Market Drayton Festival Centre
Ian McKellan’s King Lear began by snipping wildly at a map of the British Isles with a pair of scissors. He gave the top of Scotland to one daughter, the side of Ireland to another, and kept all the rest to bestow on his most beloved Cordelia, “That future strife may be prevented now.” Moments later he’d banished her in a petulant rage and the strife was relentlessly upon us.
In a programme note, war correspondent Fergal Keane eloquently related this strife to our 21st century discontents, “when madmen lead the blind” and we are stumbling on a “great stage of fools.” But the crumbling state seemed hardly more than backdrop to the disintegrating individual. McKellan’s portrayal was one of the broken majesty of man. His stubbornness, vindictiveness, his flights of fancy both cruel and laughable, his fleeting self-awareness – they built to a powerfully moving account of the onset of dementia.
Intimacy with his audience was key to this. We last saw King Lear locally at the New Vic, where Northern Broadsides’ Barry Rutter tempered his usual declamatory style to match the intimacy of the theatre-in-the-round. McKellan took it to a new level. When the dying Lear says ‘Undo this button’, he told us in the introduction, he wanted the audience to be able to see the button. More to the point, in this superb production streamed live from the Duke of York’s theatre, we could see every mischievous twinkle in McKellan’s eye, every drawn line of agony on his face.
The parallel story of Gloucester and his sons and the scheming ambition of Lear’s older daughters were by no means eclipsed by McKellan’s performance. James Corrigan played Gloucester’s son Edmund like Machiavelli on steroids. And Kirsty Bushell gave us a sadistic, sexed-up Regan who thrilled to the blinding of Gloucester at the end of the first half. I’ve never seen this portrayed so horrendously. I suspect ice cream sales during the Festival Centre’s interval were well down.

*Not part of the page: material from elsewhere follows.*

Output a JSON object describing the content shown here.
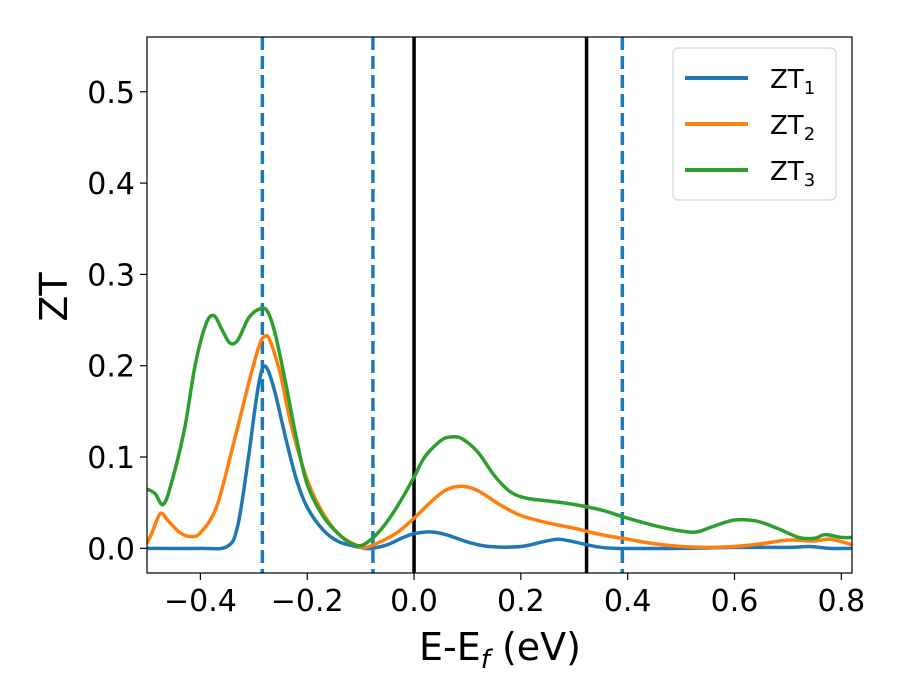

Returning for the second half, we were rewarded with scene after scene in which our compassion for Lear deepened. We heard him bemoan the loss of his fool, saw him hooked up to a drip in a hospital bed. And then in his final scene, with his dead Cordelia in his arms, we had a moment of quiet lucidity that was utterly heart-wrenching.
At 79, McKellan has said this will be his final Shakespearean role, and I felt privileged to see it up close on the Festival Centre’s big screen. Part of the National Theatre Live programme, we’ll have a chance to enjoy their production of Alan Bennett’s new play Allelujah on 1 November and The Madness of King George in December.